Aux termes de plusieurs semaines de débats organisés en ateliers (« traitement de l’information préoccupante », « le travail social » et « Prévention et soutien à la parentalité ») de nombreuses propositions furent émises. Les unes devant donner lieu à des modifications législatives, les autres de simples aménagements organisationnels. Curieusement une seule d’entre elles va donner lieu dans l’urgence (déposée en janvier 2011 et votée en première lecture en février) à une modification législative du Code de l’action sociale et des familles.

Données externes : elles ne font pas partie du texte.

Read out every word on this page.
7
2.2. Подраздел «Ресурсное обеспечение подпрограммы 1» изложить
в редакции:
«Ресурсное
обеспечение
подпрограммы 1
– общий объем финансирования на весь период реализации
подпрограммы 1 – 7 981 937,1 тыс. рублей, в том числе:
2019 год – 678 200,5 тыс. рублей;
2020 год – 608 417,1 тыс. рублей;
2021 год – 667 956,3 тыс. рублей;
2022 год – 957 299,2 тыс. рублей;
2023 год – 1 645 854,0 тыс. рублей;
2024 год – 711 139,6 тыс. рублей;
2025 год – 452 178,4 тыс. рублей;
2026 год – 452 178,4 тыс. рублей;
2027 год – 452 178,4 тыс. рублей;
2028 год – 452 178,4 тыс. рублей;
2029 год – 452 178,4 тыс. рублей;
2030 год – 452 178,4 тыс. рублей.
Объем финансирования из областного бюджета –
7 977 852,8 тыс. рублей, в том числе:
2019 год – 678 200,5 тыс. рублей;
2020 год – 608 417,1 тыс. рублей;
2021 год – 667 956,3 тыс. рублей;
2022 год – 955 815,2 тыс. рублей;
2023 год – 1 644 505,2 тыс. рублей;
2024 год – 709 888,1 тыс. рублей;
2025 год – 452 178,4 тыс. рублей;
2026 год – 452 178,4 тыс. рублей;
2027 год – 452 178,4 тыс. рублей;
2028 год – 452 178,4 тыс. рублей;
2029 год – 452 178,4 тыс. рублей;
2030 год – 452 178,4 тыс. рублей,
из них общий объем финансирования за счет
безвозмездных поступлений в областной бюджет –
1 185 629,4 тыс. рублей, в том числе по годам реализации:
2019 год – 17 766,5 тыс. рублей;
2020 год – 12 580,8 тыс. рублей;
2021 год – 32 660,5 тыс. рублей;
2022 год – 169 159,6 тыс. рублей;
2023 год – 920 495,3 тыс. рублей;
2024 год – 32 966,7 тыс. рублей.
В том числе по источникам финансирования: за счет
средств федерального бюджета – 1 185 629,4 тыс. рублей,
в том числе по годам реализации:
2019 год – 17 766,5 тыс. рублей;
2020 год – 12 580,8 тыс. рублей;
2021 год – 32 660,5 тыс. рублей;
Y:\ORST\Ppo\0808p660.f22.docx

L’idée est la suivante. Lorsqu’une famille qui fait l’objet d’une information préoccupante ou d’un suivi social dans le champ de l’enfance en danger vient à changer de département et disparaît sans laisser d’adresse, le président du Conseil général doit pouvoir saisir les organismes servant des prestations sociales – caisse d’allocations familiales et caisse primaires d’assurance maladie – qui disposent de leurs fichiers, pour obtenir son adresse. Il la communique ensuite avec le dossier au président du Conseil général du département d’accueil afin que celui-ci poursuive la procédure en cours.
Si cette disposition n’est pas contestable en soi, elle repose cependant sur deux présupposés discutables. C’est le cas d'abord lorsqu’on considère dans l’exposé des motifs que les familles en question « perçoivent des prestations sociales, allocations familiales notamment, sont affiliées à la sécurité sociale et elles ne manquent généralement pas d’en faire la demande dans leur nouveau département de résidence ». Il faut craindre en effet que ceux voulant vraiment échapper à ces maillages prennent le risque de ne pas soigner leur enfant plutôt que d’être repérés. Ensuite, cette loi repose aussi sur l’idée non démontrée que les familles en question auraient les moyens matériels et financiers de s’installer d’un département à l’autre au gré des repérages sociaux.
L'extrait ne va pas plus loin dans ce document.